Plus de 46 % de la production électrique espagnole a été issue d'énergies renouvelables en 2021.

Electricité : l’Espagne et le Portugal décrochent du système européen

Green light for lower electricity prices. Madrid approved Friday by decree the limitation of the prices of the gas which enters the electricity production, in order to reduce the note of electricity of the households like industries. “For once, it will not be the same people who will pay,” said the Minister for Ecological Transition, Teresa Ribera, explaining that the drop in tariffs will be financed by a reduction in the profits of energy companies.

This new system, bitterly negotiated with Brussels, will come into force simultaneously in Spain and Portugal. It recognizes “the Iberian exception” and sets a precedent by allowing the two countries to opt out of the European tariff system. The European Commission has indeed opened the door to this particular scheme, recognizing that the lack of interconnections to France. Flows from one side of the Pyrenees to the other represent only 3% to 5% of the installed capacity in Spain. This isolation prevents the Iberian Peninsula from exchanging and having access to renewable energies from northern Europe, which forces it to function, in fact, like an island.

Reduce the electricity bill from 25% to 20%

The Iberian mechanism provides for a cap on the price of gas that goes into electricity production. Gas producers will be compensated and will receive the difference between the market price and the capped tariff at which it will be introduced into the electricity mix. This compensation will be financed by a reduction in the extraordinary profits received by the electricity companies thanks to the escalation of prices. “Only the gas will be paid at the price of gas”, explained the minister, insisting on the fact that the surge in prices must stop contaminating the price of the rest of the energies mobilized, nuclear or renewable.

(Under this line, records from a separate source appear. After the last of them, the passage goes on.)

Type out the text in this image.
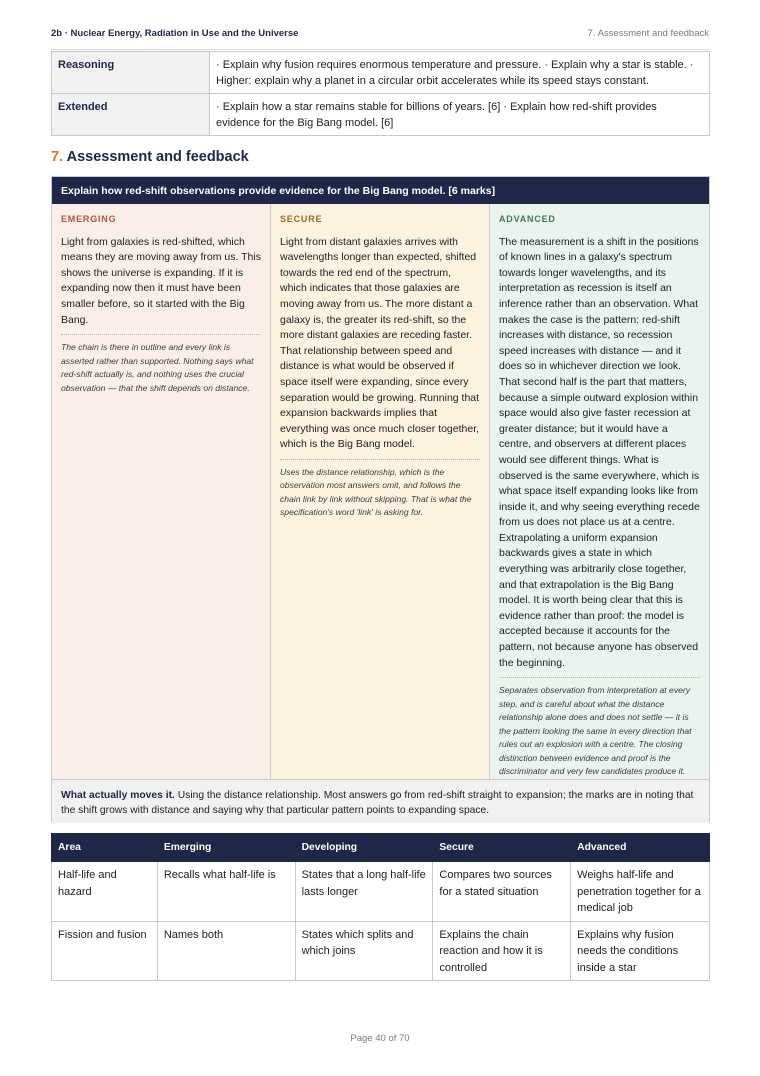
2b · Nuclear Energy, Radiation in Use and the Universe	7. Assessment and feedback
Reasoning	· Explain why fusion requires enormous temperature and pressure. · Explain why a star is stable. · Higher: explain why a planet in a circular orbit accelerates while its speed stays constant.
Extended	· Explain how a star remains stable for billions of years. [6] · Explain how red-shift provides evidence for the Big Bang model. [6]
7. Assessment and feedback
Explain how red-shift observations provide evidence for the Big Bang model. [6 marks]
EMERGING

Light from galaxies is red-shifted, which means they are moving away from us. This shows the universe is expanding. If it is expanding now then it must have been smaller before, so it started with the Big Bang.

The chain is there in outline and every link is asserted rather than supported. Nothing says what red-shift actually is, and nothing uses the crucial observation — that the shift depends on distance.

SECURE

Light from distant galaxies arrives with wavelengths longer than expected, shifted towards the red end of the spectrum, which indicates that those galaxies are moving away from us. The more distant a galaxy is, the greater its red-shift, so the more distant galaxies are receding faster. That relationship between speed and distance is what would be observed if space itself were expanding, since every separation would be growing. Running that expansion backwards implies that everything was once much closer together, which is the Big Bang model.

Uses the distance relationship, which is the observation most answers omit, and follows the chain link by link without skipping. That is what the specification's word 'link' is asking for.

ADVANCED

The measurement is a shift in the positions of known lines in a galaxy's spectrum towards longer wavelengths, and its interpretation as recession is itself an inference rather than an observation. What makes the case is the pattern: red-shift increases with distance, so recession speed increases with distance — and it does so in whichever direction we look. That second half is the part that matters, because a simple outward explosion within space would also give faster recession at greater distance; but it would have a centre, and observers at different places would see different things. What is observed is the same everywhere, which is what space itself expanding looks like from inside it, and why seeing everything recede from us does not place us at a centre. Extrapolating a uniform expansion backwards gives a state in which everything was arbitrarily close together, and that extrapolation is the Big Bang model. It is worth being clear that this is evidence rather than proof: the model is accepted because it accounts for the pattern, not because anyone has observed the beginning.

Separates observation from interpretation at every step, and is careful about what the distance relationship alone does and does not settle — it is the pattern looking the same in every direction that rules out an explosion with a centre. The closing distinction between evidence and proof is the discriminator and very few candidates produce it.

What actually moves it. Using the distance relationship. Most answers go from red-shift straight to expansion; the marks are in noting that the shift grows with distance and saying why that particular pattern points to expanding space.
Area	Emerging	Developing	Secure	Advanced
Half-life and hazard	Recalls what half-life is	States that a long half-life lasts longer	Compares two sources for a stated situation	Weighs half-life and penetration together for a medical job
Fission and fusion	Names both	States which splits and which joins	Explains the chain reaction and how it is controlled	Explains why fusion needs the conditions inside a star
Page 40 of 70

Madrid’s objective is to reduce the bill for households by 25 to 30%, but also for SMEs and industries, which have seen their production costs soar since the summer of 2021. With an increase such that certain sectors that are large consumers of energy have had to resolve to adjust the activity of their Iberian sites, in particular in the steel industry.

According to the rules defined with Brussels, Spain and Portugal will be able to exceptionally withdraw from the European energy market for at least twelve months.

Capped at 40 euros per MWh over six months

The price of gas will be capped at 40 euros per MWh during the first six months, before rising gradually to reach an average of 50 euros per MWh over the year, or half of what it had cost over the past three months. The Spanish government calculates that the system will result in a direct reduction of 30% in the electricity bill, with a megawatt hour at 130 euros on average, instead of 210 euros in recent months.

This mechanism ran up against frontal opposition from the main energy companies for months, Iberdrola and Endesa in the lead. Hostile to the idea of ​​seeing the profits from the high volatility of gas reduced, they hoped to maintain the European marginal pricing system, which means that all energy is sold at the price of the most expensive technology, namely that of power plants gas.

Substantial profits

The profits were particularly significant for those, since in the year 2021, between wind, hydraulic and solar, renewables provided 46.7% of production. Until now, Spanish consumers had not taken advantage of these investments, which were supposed to generate green energy at a lower cost. The implementation of the new tariff system should change the situation. It is a victory for the Minister for the Ecological Transition, Teresa Ribera, who for almost ten months has fought to demand from Brussels a reform of the European electricity market.

“Consumers do not understand why efforts to deploy renewable energy do not translate more directly into lower electricity bills,” she insisted last summer in a letter to the Commission. While waiting for the overhaul of the European system, it has at least obtained an Iberian exception. Hoping that it will have a knock-on effect to reduce inflation, which reached nearly 10% last March.